Sunday 24 December 2017

retcon

Since first discovering the Maximum Fun network of podcasters about a year ago, I’ve been very pleased with all the series and shows that I’ve ended up subscribing to and have found myself especially enchanted with the wit and wisdom and pop-culture reach of one of the newer offerings, Story Break. Three professional Hollywood script writers get to take a break from the usual industry fare of the safe, sellable or filmable and spend an hour brainstorming, developing and finally pitching a movie based on a pastiche of odd premises, like the Kellogg’s Cinematic Universe with breakfast cereal mascots receiving the Marvel superhero treatment.
If you find yourself already exhausted with the existing holiday special line-up and can summon your imagination to limn out the festive scenario the crew is given, you will definitely want to check out their latest pre-production piece, Sleighrunner.
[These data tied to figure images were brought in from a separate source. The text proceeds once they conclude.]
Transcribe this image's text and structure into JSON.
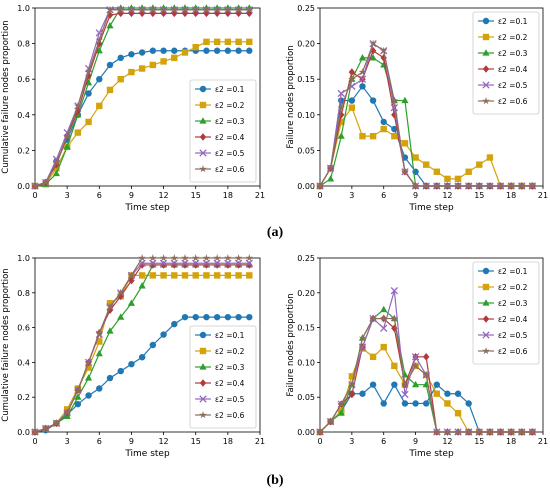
{
  "panel_labels": [
    "(a)",
    "(b)"
  ],
  "chart_data": [
    {
      "type": "line",
      "xlabel": "Time step",
      "ylabel": "Cumulative failure nodes proportion",
      "xlim": [
        0,
        21
      ],
      "ylim": [
        0,
        1.0
      ],
      "xticks": [
        0,
        3,
        6,
        9,
        12,
        15,
        18,
        21
      ],
      "yticks": [
        0.0,
        0.2,
        0.4,
        0.6,
        0.8,
        1.0
      ],
      "grid": false,
      "legend": "lower-right",
      "x": [
        0,
        1,
        2,
        3,
        4,
        5,
        6,
        7,
        8,
        9,
        10,
        11,
        12,
        13,
        14,
        15,
        16,
        17,
        18,
        19,
        20
      ],
      "series": [
        {
          "name": "ε2 =0.1",
          "color": "#1f77b4",
          "marker": "o",
          "values": [
            0,
            0.02,
            0.14,
            0.26,
            0.4,
            0.52,
            0.6,
            0.68,
            0.72,
            0.74,
            0.75,
            0.76,
            0.76,
            0.76,
            0.76,
            0.76,
            0.76,
            0.76,
            0.76,
            0.76,
            0.76
          ]
        },
        {
          "name": "ε2 =0.2",
          "color": "#d4a20a",
          "marker": "s",
          "values": [
            0,
            0.01,
            0.1,
            0.22,
            0.3,
            0.36,
            0.45,
            0.54,
            0.6,
            0.64,
            0.66,
            0.68,
            0.7,
            0.72,
            0.75,
            0.78,
            0.81,
            0.81,
            0.81,
            0.81,
            0.81
          ]
        },
        {
          "name": "ε2 =0.3",
          "color": "#2ca02c",
          "marker": "^",
          "values": [
            0,
            0.01,
            0.07,
            0.22,
            0.4,
            0.58,
            0.76,
            0.9,
            1.0,
            1.0,
            1.0,
            1.0,
            1.0,
            1.0,
            1.0,
            1.0,
            1.0,
            1.0,
            1.0,
            1.0,
            1.0
          ]
        },
        {
          "name": "ε2 =0.4",
          "color": "#b33a3a",
          "marker": "D",
          "values": [
            0,
            0.02,
            0.12,
            0.28,
            0.42,
            0.62,
            0.8,
            0.96,
            0.97,
            0.97,
            0.97,
            0.97,
            0.97,
            0.97,
            0.97,
            0.97,
            0.97,
            0.97,
            0.97,
            0.97,
            0.97
          ]
        },
        {
          "name": "ε2 =0.5",
          "color": "#9467bd",
          "marker": "x",
          "values": [
            0,
            0.02,
            0.15,
            0.3,
            0.45,
            0.66,
            0.86,
            0.99,
            0.99,
            0.99,
            0.99,
            0.99,
            0.99,
            0.99,
            0.99,
            0.99,
            0.99,
            0.99,
            0.99,
            0.99,
            0.99
          ]
        },
        {
          "name": "ε2 =0.6",
          "color": "#8c6d5a",
          "marker": "*",
          "values": [
            0,
            0.02,
            0.13,
            0.28,
            0.45,
            0.64,
            0.82,
            0.99,
            0.99,
            0.99,
            0.99,
            0.99,
            0.99,
            0.99,
            0.99,
            0.99,
            0.99,
            0.99,
            0.99,
            0.99,
            0.99
          ]
        }
      ]
    },
    {
      "type": "line",
      "xlabel": "Time step",
      "ylabel": "Failure nodes proportion",
      "xlim": [
        0,
        21
      ],
      "ylim": [
        0,
        0.25
      ],
      "xticks": [
        0,
        3,
        6,
        9,
        12,
        15,
        18,
        21
      ],
      "yticks": [
        0.0,
        0.05,
        0.1,
        0.15,
        0.2,
        0.25
      ],
      "grid": false,
      "legend": "upper-right",
      "x": [
        0,
        1,
        2,
        3,
        4,
        5,
        6,
        7,
        8,
        9,
        10,
        11,
        12,
        13,
        14,
        15,
        16,
        17,
        18,
        19,
        20
      ],
      "series": [
        {
          "name": "ε2 =0.1",
          "color": "#1f77b4",
          "marker": "o",
          "values": [
            0,
            0.025,
            0.12,
            0.12,
            0.14,
            0.12,
            0.09,
            0.08,
            0.04,
            0.02,
            0,
            0,
            0,
            0,
            0,
            0,
            0,
            0,
            0,
            0,
            0
          ]
        },
        {
          "name": "ε2 =0.2",
          "color": "#d4a20a",
          "marker": "s",
          "values": [
            0,
            0.025,
            0.09,
            0.11,
            0.07,
            0.07,
            0.08,
            0.07,
            0.06,
            0.04,
            0.03,
            0.02,
            0.01,
            0.01,
            0.02,
            0.03,
            0.04,
            0,
            0,
            0,
            0
          ]
        },
        {
          "name": "ε2 =0.3",
          "color": "#2ca02c",
          "marker": "^",
          "values": [
            0,
            0.01,
            0.07,
            0.15,
            0.18,
            0.18,
            0.17,
            0.12,
            0.12,
            0,
            0,
            0,
            0,
            0,
            0,
            0,
            0,
            0,
            0,
            0,
            0
          ]
        },
        {
          "name": "ε2 =0.4",
          "color": "#b33a3a",
          "marker": "D",
          "values": [
            0,
            0.025,
            0.1,
            0.16,
            0.15,
            0.19,
            0.18,
            0.1,
            0.02,
            0,
            0,
            0,
            0,
            0,
            0,
            0,
            0,
            0,
            0,
            0,
            0
          ]
        },
        {
          "name": "ε2 =0.5",
          "color": "#9467bd",
          "marker": "x",
          "values": [
            0,
            0.025,
            0.13,
            0.14,
            0.15,
            0.2,
            0.19,
            0.11,
            0.02,
            0,
            0,
            0,
            0,
            0,
            0,
            0,
            0,
            0,
            0,
            0,
            0
          ]
        },
        {
          "name": "ε2 =0.6",
          "color": "#8c6d5a",
          "marker": "*",
          "values": [
            0,
            0.025,
            0.11,
            0.15,
            0.16,
            0.2,
            0.19,
            0.12,
            0.02,
            0,
            0,
            0,
            0,
            0,
            0,
            0,
            0,
            0,
            0,
            0,
            0
          ]
        }
      ]
    },
    {
      "type": "line",
      "xlabel": "Time step",
      "ylabel": "Cumulative failure nodes proportion",
      "xlim": [
        0,
        21
      ],
      "ylim": [
        0,
        1.0
      ],
      "xticks": [
        0,
        3,
        6,
        9,
        12,
        15,
        18,
        21
      ],
      "yticks": [
        0.0,
        0.2,
        0.4,
        0.6,
        0.8,
        1.0
      ],
      "grid": false,
      "legend": "lower-right",
      "x": [
        0,
        1,
        2,
        3,
        4,
        5,
        6,
        7,
        8,
        9,
        10,
        11,
        12,
        13,
        14,
        15,
        16,
        17,
        18,
        19,
        20
      ],
      "series": [
        {
          "name": "ε2 =0.1",
          "color": "#1f77b4",
          "marker": "o",
          "values": [
            0,
            0.01,
            0.05,
            0.1,
            0.16,
            0.21,
            0.25,
            0.31,
            0.35,
            0.39,
            0.43,
            0.5,
            0.56,
            0.62,
            0.66,
            0.66,
            0.66,
            0.66,
            0.66,
            0.66,
            0.66
          ]
        },
        {
          "name": "ε2 =0.2",
          "color": "#d4a20a",
          "marker": "s",
          "values": [
            0,
            0.02,
            0.05,
            0.13,
            0.25,
            0.37,
            0.52,
            0.74,
            0.78,
            0.9,
            0.9,
            0.9,
            0.9,
            0.9,
            0.9,
            0.9,
            0.9,
            0.9,
            0.9,
            0.9,
            0.9
          ]
        },
        {
          "name": "ε2 =0.3",
          "color": "#2ca02c",
          "marker": "^",
          "values": [
            0,
            0.02,
            0.05,
            0.09,
            0.2,
            0.31,
            0.45,
            0.58,
            0.66,
            0.74,
            0.84,
            0.96,
            0.96,
            0.96,
            0.96,
            0.96,
            0.96,
            0.96,
            0.96,
            0.96,
            0.96
          ]
        },
        {
          "name": "ε2 =0.4",
          "color": "#b33a3a",
          "marker": "D",
          "values": [
            0,
            0.02,
            0.05,
            0.11,
            0.24,
            0.4,
            0.57,
            0.7,
            0.78,
            0.87,
            0.96,
            0.96,
            0.96,
            0.96,
            0.96,
            0.96,
            0.96,
            0.96,
            0.96,
            0.96,
            0.96
          ]
        },
        {
          "name": "ε2 =0.5",
          "color": "#9467bd",
          "marker": "x",
          "values": [
            0,
            0.02,
            0.05,
            0.11,
            0.24,
            0.4,
            0.56,
            0.72,
            0.8,
            0.9,
            0.97,
            0.97,
            0.97,
            0.97,
            0.97,
            0.97,
            0.97,
            0.97,
            0.97,
            0.97,
            0.97
          ]
        },
        {
          "name": "ε2 =0.6",
          "color": "#8c6d5a",
          "marker": "*",
          "values": [
            0,
            0.02,
            0.05,
            0.11,
            0.24,
            0.4,
            0.57,
            0.72,
            0.8,
            0.9,
            1.0,
            1.0,
            1.0,
            1.0,
            1.0,
            1.0,
            1.0,
            1.0,
            1.0,
            1.0,
            1.0
          ]
        }
      ]
    },
    {
      "type": "line",
      "xlabel": "Time step",
      "ylabel": "Failure nodes proportion",
      "xlim": [
        0,
        21
      ],
      "ylim": [
        0,
        0.25
      ],
      "xticks": [
        0,
        3,
        6,
        9,
        12,
        15,
        18,
        21
      ],
      "yticks": [
        0.0,
        0.05,
        0.1,
        0.15,
        0.2,
        0.25
      ],
      "grid": false,
      "legend": "upper-right",
      "x": [
        0,
        1,
        2,
        3,
        4,
        5,
        6,
        7,
        8,
        9,
        10,
        11,
        12,
        13,
        14,
        15,
        16,
        17,
        18,
        19,
        20
      ],
      "series": [
        {
          "name": "ε2 =0.1",
          "color": "#1f77b4",
          "marker": "o",
          "values": [
            0,
            0.015,
            0.03,
            0.055,
            0.055,
            0.068,
            0.041,
            0.068,
            0.041,
            0.041,
            0.041,
            0.068,
            0.055,
            0.055,
            0.041,
            0,
            0,
            0,
            0,
            0,
            0
          ]
        },
        {
          "name": "ε2 =0.2",
          "color": "#d4a20a",
          "marker": "s",
          "values": [
            0,
            0.015,
            0.03,
            0.08,
            0.12,
            0.108,
            0.122,
            0.095,
            0.068,
            0.095,
            0.082,
            0.055,
            0.041,
            0.027,
            0,
            0,
            0,
            0,
            0,
            0,
            0
          ]
        },
        {
          "name": "ε2 =0.3",
          "color": "#2ca02c",
          "marker": "^",
          "values": [
            0,
            0.015,
            0.027,
            0.068,
            0.135,
            0.163,
            0.176,
            0.163,
            0.082,
            0.068,
            0.068,
            0,
            0,
            0,
            0,
            0,
            0,
            0,
            0,
            0,
            0
          ]
        },
        {
          "name": "ε2 =0.4",
          "color": "#b33a3a",
          "marker": "D",
          "values": [
            0,
            0.015,
            0.04,
            0.054,
            0.122,
            0.163,
            0.163,
            0.149,
            0.068,
            0.108,
            0.108,
            0,
            0,
            0,
            0,
            0,
            0,
            0,
            0,
            0,
            0
          ]
        },
        {
          "name": "ε2 =0.5",
          "color": "#9467bd",
          "marker": "x",
          "values": [
            0,
            0.015,
            0.04,
            0.068,
            0.122,
            0.163,
            0.149,
            0.203,
            0.054,
            0.108,
            0.082,
            0,
            0,
            0,
            0,
            0,
            0,
            0,
            0,
            0,
            0
          ]
        },
        {
          "name": "ε2 =0.6",
          "color": "#8c6d5a",
          "marker": "*",
          "values": [
            0,
            0.015,
            0.04,
            0.068,
            0.135,
            0.163,
            0.163,
            0.163,
            0.068,
            0.095,
            0.082,
            0,
            0,
            0,
            0,
            0,
            0,
            0,
            0,
            0,
            0
          ]
        }
      ]
    }
  ]
}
The original arc of narrative began with a hegemonial on-line retailor kidnapping Santa Claus, first to take out the last vestige of competition and then to harness Kris Kringle’s unrivalled, perfect logistics and distribution set-up, which the company’s fleet of delivery drones and virtual omnipresence cannot match. Conceding, however, that the corporation already dominates the holiday, the writers take a different angle and have the online retailor not satisfied with capturing the commercial side of the holiday season but also aspiring to make Christmas magic real for all by raising a drone army of Santa’s Helpers capable delivering their presents in person at the appointed hour, arriving in reindeer drawn flying sleighs. A glitch happens however during the first test-flight and the prototype, sentient robot Santa crashes to Earth and no longer can access his original programming not realise that he’s a replicant (tagline: Naughty or Nice – They All Run). Hunted down by a legion of drone Santas and accompanied by a young child who found the castaway robot who believes him to be the real Saint Nicholas, our malfunctioning robot learns about commercialism and the true meaning of Christmas and in some sense does become the real Santa. Or something—nonetheless, it’s a movie I’d watch.

Saturday 26 August 2017

cross-over episode or malleus maleficarum

I’ve been enjoying listening to the History of Ancient Greece podcast researched and presented by Ryan Stitt that reminds me very much of the History of Rome series that got me back into the genre in the first place.
Recently, one of Stitt’s presentations on classical tragedians ended with a short introduction from fellow-blogger Samuel Hume on his project The History of Witchcraft: A Podcast History of Magic, Sorcery and Spells. I’ve been enjoying the first few episodes and look forward to progressing through the catalogue for this series as well. Listeners will get their share of bewitching, possession, curses and rites, but only a witch-hunt can uncover witches and the anecdotes and institutions portrayed are a fascinating, sorrowful look at how societies can punish those who don’t know their place and how the chauvinistic male psychic is particularly affronted by strong women.